What can we infer about the person or persons who dropped all these lead cubes into the water? First of all, the lead cubes are inscribed in Devanagari. The numbers 5 and 8 are written in what is known as the ‘Calcutta’ variant, common in North India, but not other areas. The use of Devanagari tells us they can’t be any older than the 11th or 12th century AD. Since there weren’t too many Indians wandering around Coventry during the Black Plague centuries, we can move the date another 300 or 400 years ahead.

Then there’s the location. The Baginton Bridge is a sandstone ashlar bridge with three semi-circular arches and rectangular piers at each end. A version of the bridge was around in the 1460s, but the current version originates from the 1930s. No bridge, no person on the bridge.

Then there’s the matter of the dozen punctured pennies also recovered from the Sowe. Some of these pennies are 2p coins minted in 1981. Pennies can be older than when they were thrown, but they can’t be later. Whoever threw these coins from the bridge, threw them in after 1981. Feng Shui coins have square holes at the centre, and the practice of Feng Shui really took hold in Britain only in the 1990s.

A coin with the image of the goddess Durga inscribed on one side and the word ‘Shri’ on the other was among Read’s finds.

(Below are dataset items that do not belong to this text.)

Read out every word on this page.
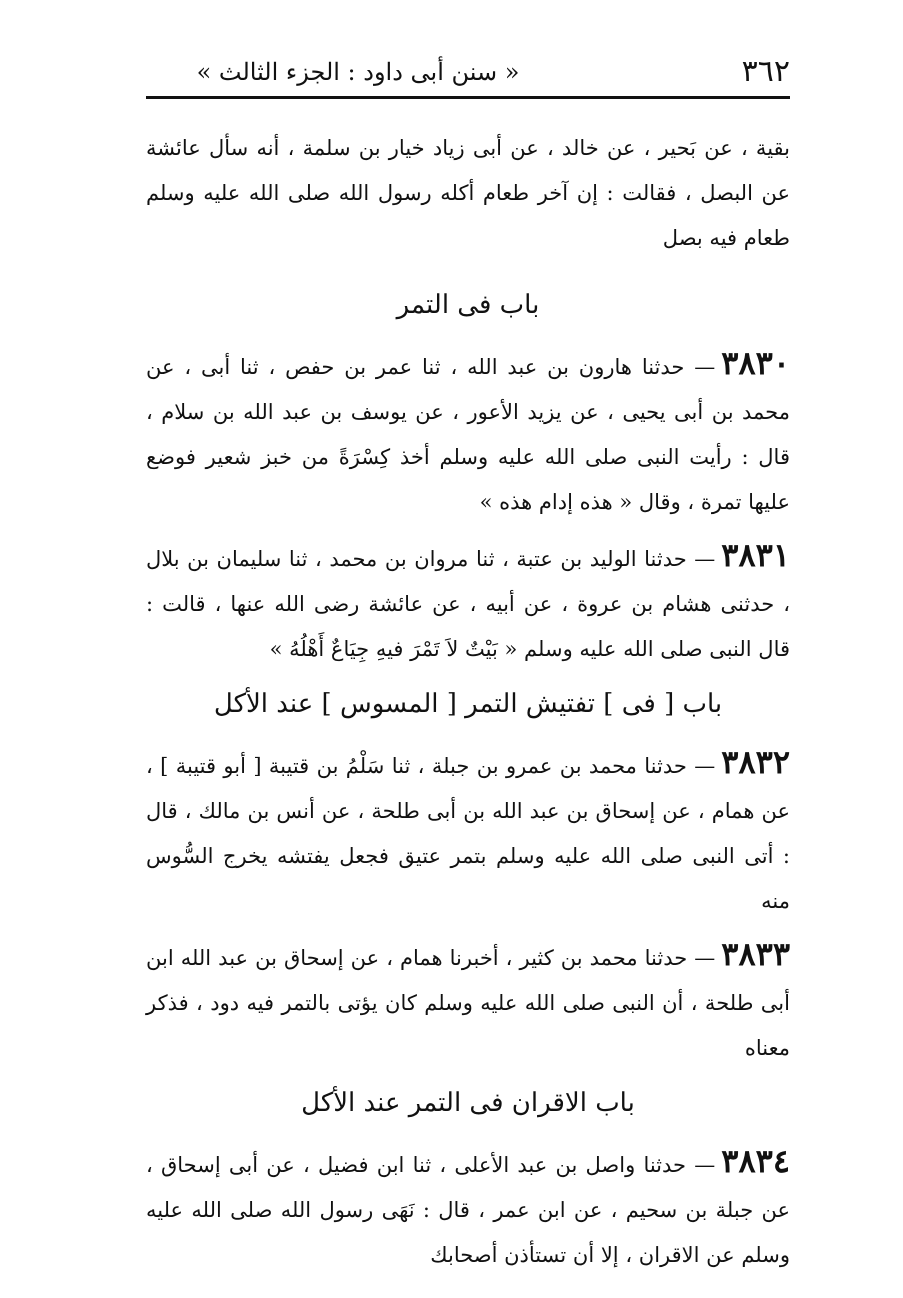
٣٦٢
« سنن أبى داود : الجزء الثالث »

بقية ، عن بَحير ، عن خالد ، عن أبى زياد خيار بن سلمة ، أنه سأل عائشة عن البصل ، فقالت : إن آخر طعام أكله رسول الله صلى الله عليه وسلم طعام فيه بصل

باب فى التمر

٣٨٣٠— حدثنا هارون بن عبد الله ، ثنا عمر بن حفص ، ثنا أبى ، عن محمد بن أبى يحيى ، عن يزيد الأعور ، عن يوسف بن عبد الله بن سلام ، قال : رأيت النبى صلى الله عليه وسلم أخذ كِسْرَةً من خبز شعير فوضع عليها تمرة ، وقال « هذه إدام هذه »

٣٨٣١— حدثنا الوليد بن عتبة ، ثنا مروان بن محمد ، ثنا سليمان بن بلال ، حدثنى هشام بن عروة ، عن أبيه ، عن عائشة رضى الله عنها ، قالت : قال النبى صلى الله عليه وسلم « بَيْتٌ لاَ تَمْرَ فيهِ جِيَاعٌ أَهْلُهُ »

باب [ فى ] تفتيش التمر [ المسوس ] عند الأكل

٣٨٣٢— حدثنا محمد بن عمرو بن جبلة ، ثنا سَلْمُ بن قتيبة [ أبو قتيبة ] ، عن همام ، عن إسحاق بن عبد الله بن أبى طلحة ، عن أنس بن مالك ، قال : أتى النبى صلى الله عليه وسلم بتمر عتيق فجعل يفتشه يخرج السُّوس منه

٣٨٣٣— حدثنا محمد بن كثير ، أخبرنا همام ، عن إسحاق بن عبد الله ابن أبى طلحة ، أن النبى صلى الله عليه وسلم كان يؤتى بالتمر فيه دود ، فذكر معناه

باب الاقران فى التمر عند الأكل

٣٨٣٤— حدثنا واصل بن عبد الأعلى ، ثنا ابن فضيل ، عن أبى إسحاق ، عن جبلة بن سحيم ، عن ابن عمر ، قال : نَهَى رسول الله صلى الله عليه وسلم عن الاقران ، إلا أن تستأذن أصحابك
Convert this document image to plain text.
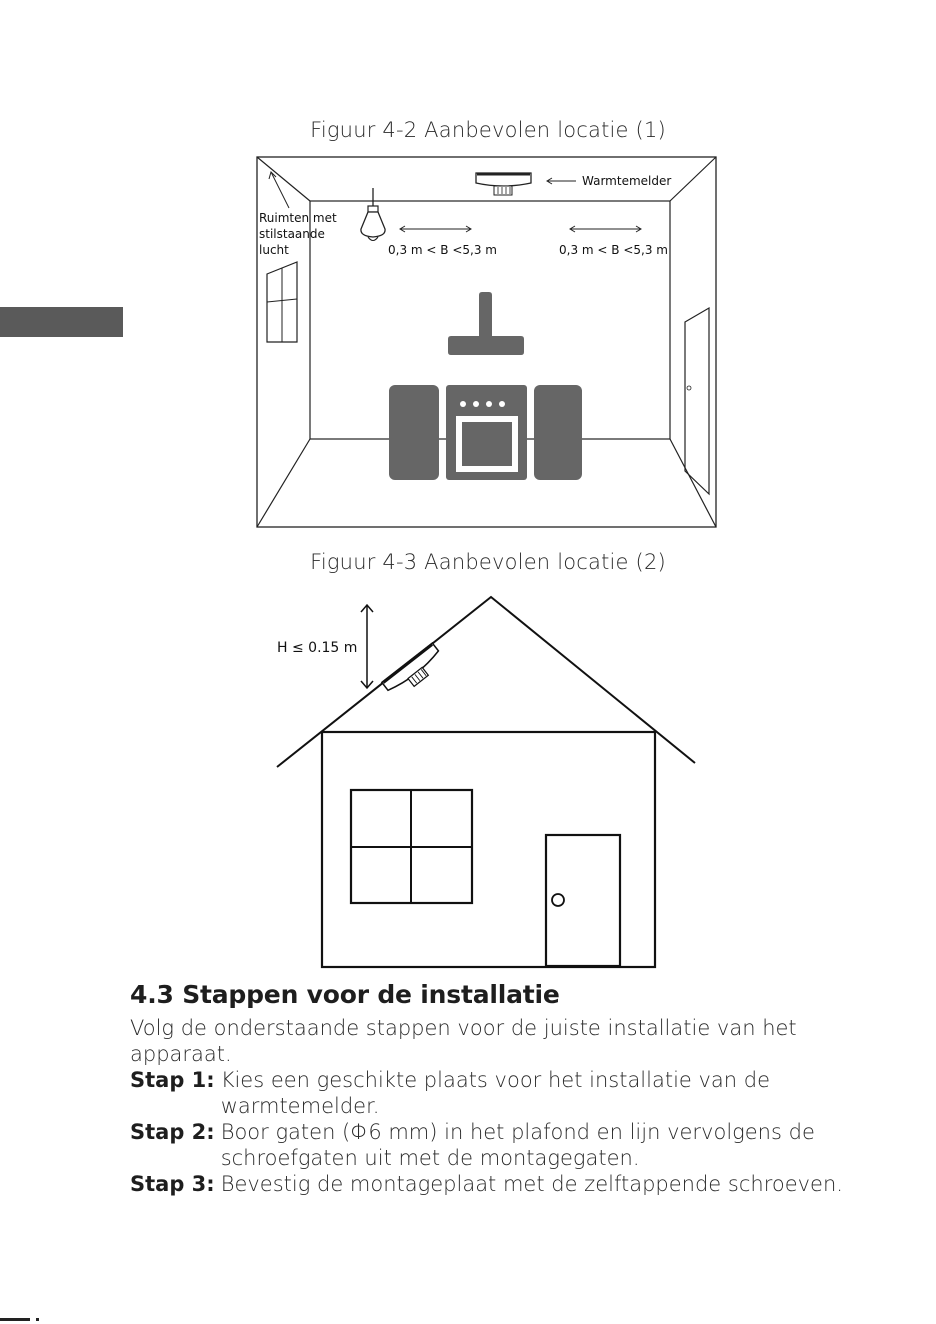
Figuur 4-2 Aanbevolen locatie (1)
Warmtemelder
Ruimten met
stilstaande
lucht	0,3 m < B <5,3 m	0,3 m < B <5,3 m
Figuur 4-3 Aanbevolen locatie (2)
H ≤ 0.15 m
4.3 Stappen voor de installatie

Volg de onderstaande stappen voor de juiste installatie van het apparaat.

Stap 1: Kies een geschikte plaats voor het installatie van de warmtemelder.
Stap 2: Boor gaten (Φ6 mm) in het plafond en lijn vervolgens de schroefgaten uit met de montagegaten.
Stap 3: Bevestig de montageplaat met de zelftappende schroeven.
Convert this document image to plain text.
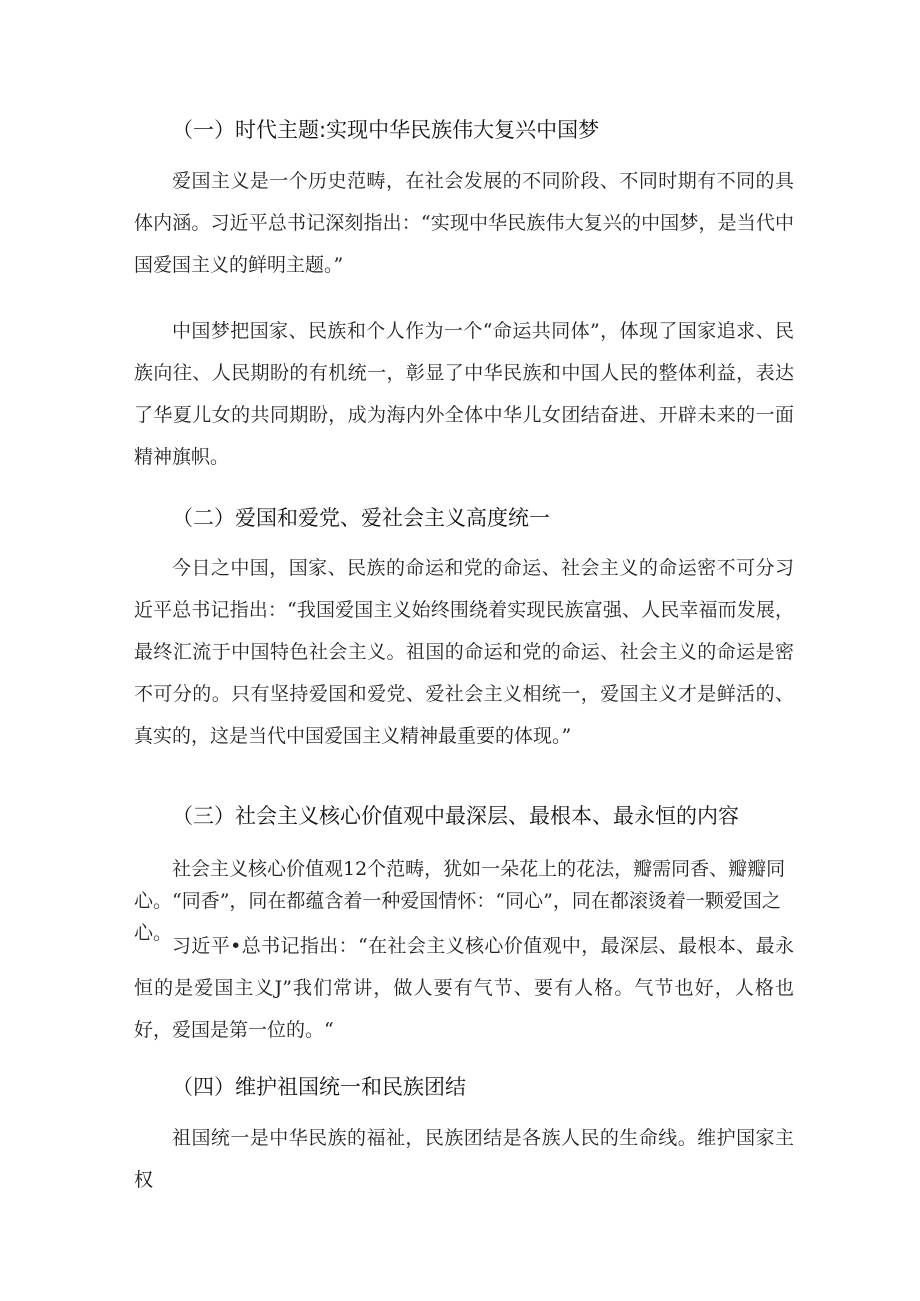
（一）时代主题:实现中华民族伟大复兴中国梦

爱国主义是一个历史范畴，在社会发展的不同阶段、不同时期有不同的具体内涵。习近平总书记深刻指出：“实现中华民族伟大复兴的中国梦，是当代中国爱国主义的鲜明主题。”

中国梦把国家、民族和个人作为一个“命运共同体”，体现了国家追求、民族向往、人民期盼的有机统一，彰显了中华民族和中国人民的整体利益，表达了华夏儿女的共同期盼，成为海内外全体中华儿女团结奋进、开辟未来的一面精神旗帜。

（二）爱国和爱党、爱社会主义高度统一

今日之中国，国家、民族的命运和党的命运、社会主义的命运密不可分习近平总书记指出：“我国爱国主义始终围绕着实现民族富强、人民幸福而发展，最终汇流于中国特色社会主义。祖国的命运和党的命运、社会主义的命运是密不可分的。只有坚持爱国和爱党、爱社会主义相统一，爱国主义才是鲜活的、真实的，这是当代中国爱国主义精神最重要的体现。”

（三）社会主义核心价值观中最深层、最根本、最永恒的内容

社会主义核心价值观12个范畴，犹如一朵花上的花法，瓣需同香、瓣瓣同心。“同香”，同在都蕴含着一种爱国情怀：“同心”，同在都滚烫着一颗爱国之心。

习近平•总书记指出：“在社会主义核心价值观中，最深层、最根本、最永恒的是爱国主义J”我们常讲，做人要有气节、要有人格。气节也好，人格也好，爱国是第一位的。“

（四）维护祖国统一和民族团结

祖国统一是中华民族的福祉，民族团结是各族人民的生命线。维护国家主权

In short, the cubes were most likely dropped by a North Indian Hindu, probably a middle-aged, first-generation British resident, sometime between 1981 and 2000. Why middle-aged? Because these remedies cannot be done on another’s behalf, and elderly parents of immigrants are not only more reconciled with life but also less mobile. Why pre-2000? Because people, even Indians, have become a lot more conscious of what they chuck into waterbodies. In the UK, the campaign against the use of lead in pipes and paint started in the 1980s. And a lot of lead — almost 8 kg — was dropped into the Sowe. It must have happened in the last century.

Perhaps the oddest aspect of the whole affair is that yantra cubes were found and not yantra plates or coins. On account of the weight (over 6 kg), it’s unlikely the cubes were brought over from India. From a Tantric point of view, it is overkill — there are far simpler measures. Whoever dropped these items from the Baginton Bridge must have felt themselves to be in real trouble.

If detectives act as clearinghouses for secrets, then bridges act as accumulators. As mentioned, Stoneleigh bridge over the River Avon is within walking distance of Baginton Bridge. Recently, Judy Stowe, an academic affiliated with the University of New South Wales, Australia, trawled old British court records and discovered that labour conflicts during the bridge’s construction may have led Chandos Leigh, who’d inherited Stoneleigh Abbey, to murder two local workers, Billinges and Forbes, and have them buried in the bridge’s foundations.

Lord Leigh was a schoolmate of Lord Byron’s and Austen’s relative, her junior by 15 years. Byron lived a life of scandal, but it’s hard to believe that the life of one of the most composed of English authors was touched by so melodramatic an event. But just as yantras are supposed to channel strange energies, bridges channel coincidences, until events self-cascade into rigid facts and a seemingly impossible connection is spanned between nations, ages and people.

Read’s good fortune was partly the consequence of someone attempting to end their misfortune. When I spoke with Read, he said his friends had joked that he’d probably never find anything this interesting again. I’m not so sure. There are plenty more bridges.

The writer’s novel, Half of What I Say , was shortlisted for the 2016 Hindu Prize.